The schools. The Boston Public Schools system has its own multitude of problems, the most recent happening this week when more than 1,000 staffers, nearly half of them teachers, stayed away on Jan. 4, in part due to the coronavirus pandemic. Violent incidents, such as the ninth grader who on Nov. 3 allegedly attacked the head of Dorchester’s Henderson K-12 School, have also drawn scrutiny from advocates and city councillors.

In the background, there’s the steadily declining percentage of school-age children among Boston’s population as parents seek other options.
Next steps for Long Island. A week ago Tuesday, Wu and her team lit out for Long Island, taking a 10-minute ferry ride to what was once home to many of the city’s addiction and recovery offerings. The bridge to Long Island abruptly came down under Mayor Marty Walsh, who cited its dilapidated structure. But the city has been locked in a legal battle ever since with neighboring Quincy, whose residents have resisted rebuilding the bridge that starts on Quincy land.

In a press conference after her team’s return to the mainland, Wu said the amount of space that remains available on Long Island – 400,000 gross square feet of buildings – widened the eyes of her housing chief, Sheila Dillon. “There is a very powerful potential for recovery, and for those who need access to services to continue that legacy on the island,” Wu, who pushed for a focus on ferry service during the campaign, told reporters. There isn’t yet a timeline for when an island facility could be back up and running, as city officials focus on creating temporary housing to deal with the addiction and homelessness crisis at Massachusetts Avenue and Melnea Cass Boulevard.

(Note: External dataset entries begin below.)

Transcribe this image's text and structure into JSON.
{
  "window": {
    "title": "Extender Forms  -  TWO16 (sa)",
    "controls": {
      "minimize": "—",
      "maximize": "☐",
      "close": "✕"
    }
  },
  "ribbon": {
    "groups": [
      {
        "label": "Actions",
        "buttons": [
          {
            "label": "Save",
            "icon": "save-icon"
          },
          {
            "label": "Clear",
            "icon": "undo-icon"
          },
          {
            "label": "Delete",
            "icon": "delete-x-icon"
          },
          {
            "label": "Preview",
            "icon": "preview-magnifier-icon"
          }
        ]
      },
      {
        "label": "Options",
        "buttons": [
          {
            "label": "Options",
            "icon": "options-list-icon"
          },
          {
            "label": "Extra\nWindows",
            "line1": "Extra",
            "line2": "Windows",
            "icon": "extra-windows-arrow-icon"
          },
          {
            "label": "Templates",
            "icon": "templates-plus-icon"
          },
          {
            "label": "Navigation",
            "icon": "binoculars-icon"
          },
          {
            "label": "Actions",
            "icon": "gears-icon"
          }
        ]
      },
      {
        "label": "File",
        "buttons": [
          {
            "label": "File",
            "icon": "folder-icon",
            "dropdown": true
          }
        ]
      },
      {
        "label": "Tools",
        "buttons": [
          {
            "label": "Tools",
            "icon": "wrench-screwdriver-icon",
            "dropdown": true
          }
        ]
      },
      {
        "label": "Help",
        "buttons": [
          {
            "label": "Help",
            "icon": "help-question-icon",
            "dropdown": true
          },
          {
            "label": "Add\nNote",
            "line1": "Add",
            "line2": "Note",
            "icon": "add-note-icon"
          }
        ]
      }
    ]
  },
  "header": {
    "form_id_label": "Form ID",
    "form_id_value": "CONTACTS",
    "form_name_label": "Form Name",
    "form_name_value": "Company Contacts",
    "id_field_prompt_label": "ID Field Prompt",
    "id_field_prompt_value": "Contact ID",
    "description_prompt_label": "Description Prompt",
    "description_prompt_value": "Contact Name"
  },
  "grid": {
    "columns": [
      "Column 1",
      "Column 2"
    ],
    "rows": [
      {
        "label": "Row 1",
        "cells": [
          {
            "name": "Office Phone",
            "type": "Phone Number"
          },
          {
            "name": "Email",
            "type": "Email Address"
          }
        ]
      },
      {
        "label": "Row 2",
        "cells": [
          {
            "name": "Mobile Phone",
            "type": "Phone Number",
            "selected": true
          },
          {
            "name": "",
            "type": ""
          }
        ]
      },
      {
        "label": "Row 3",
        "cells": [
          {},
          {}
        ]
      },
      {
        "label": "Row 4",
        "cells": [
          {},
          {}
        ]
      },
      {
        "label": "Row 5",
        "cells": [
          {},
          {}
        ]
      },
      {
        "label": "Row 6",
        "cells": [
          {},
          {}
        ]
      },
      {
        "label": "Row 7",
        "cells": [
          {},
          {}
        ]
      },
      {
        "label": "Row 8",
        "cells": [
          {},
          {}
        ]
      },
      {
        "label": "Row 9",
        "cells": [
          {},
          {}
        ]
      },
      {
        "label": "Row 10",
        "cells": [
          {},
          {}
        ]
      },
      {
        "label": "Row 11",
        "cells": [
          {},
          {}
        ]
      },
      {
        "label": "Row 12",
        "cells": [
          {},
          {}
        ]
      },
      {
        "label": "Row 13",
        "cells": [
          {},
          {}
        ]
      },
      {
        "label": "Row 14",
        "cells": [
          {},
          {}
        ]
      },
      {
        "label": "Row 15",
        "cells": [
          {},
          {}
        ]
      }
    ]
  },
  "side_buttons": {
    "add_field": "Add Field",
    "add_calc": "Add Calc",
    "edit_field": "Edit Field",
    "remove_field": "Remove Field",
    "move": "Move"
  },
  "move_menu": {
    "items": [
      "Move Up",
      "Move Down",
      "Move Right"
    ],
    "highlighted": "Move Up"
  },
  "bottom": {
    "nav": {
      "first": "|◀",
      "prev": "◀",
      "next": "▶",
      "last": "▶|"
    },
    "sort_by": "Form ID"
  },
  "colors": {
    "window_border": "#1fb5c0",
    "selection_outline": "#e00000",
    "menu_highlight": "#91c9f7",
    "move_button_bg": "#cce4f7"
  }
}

The end of the Boston Planning and Development Agency. Mayoral candidates often run against the city’s planning and development agency, including Marty Walsh and, when he ran against Mayor Menino in 2009, City Councillor At-Large Michael Flaherty. Under Walsh, the agency underwent a rebrand while still technically carrying the name Boston Redevelopment Authority. Wu has been adamant about abolishing the agency and hiring a chief of planning, who will be tasked with streamlining the whole process and making it more transparent. The development pipeline is expected to continue as the abolishing slowly gets underway.

Speculation about the future of development in Boston, and about who will be one of the key figures behind it, is a focus of the city’s real estate industry. “It’s like waiting for a pope to be chosen,” one insider recently told the Boston Business Journal.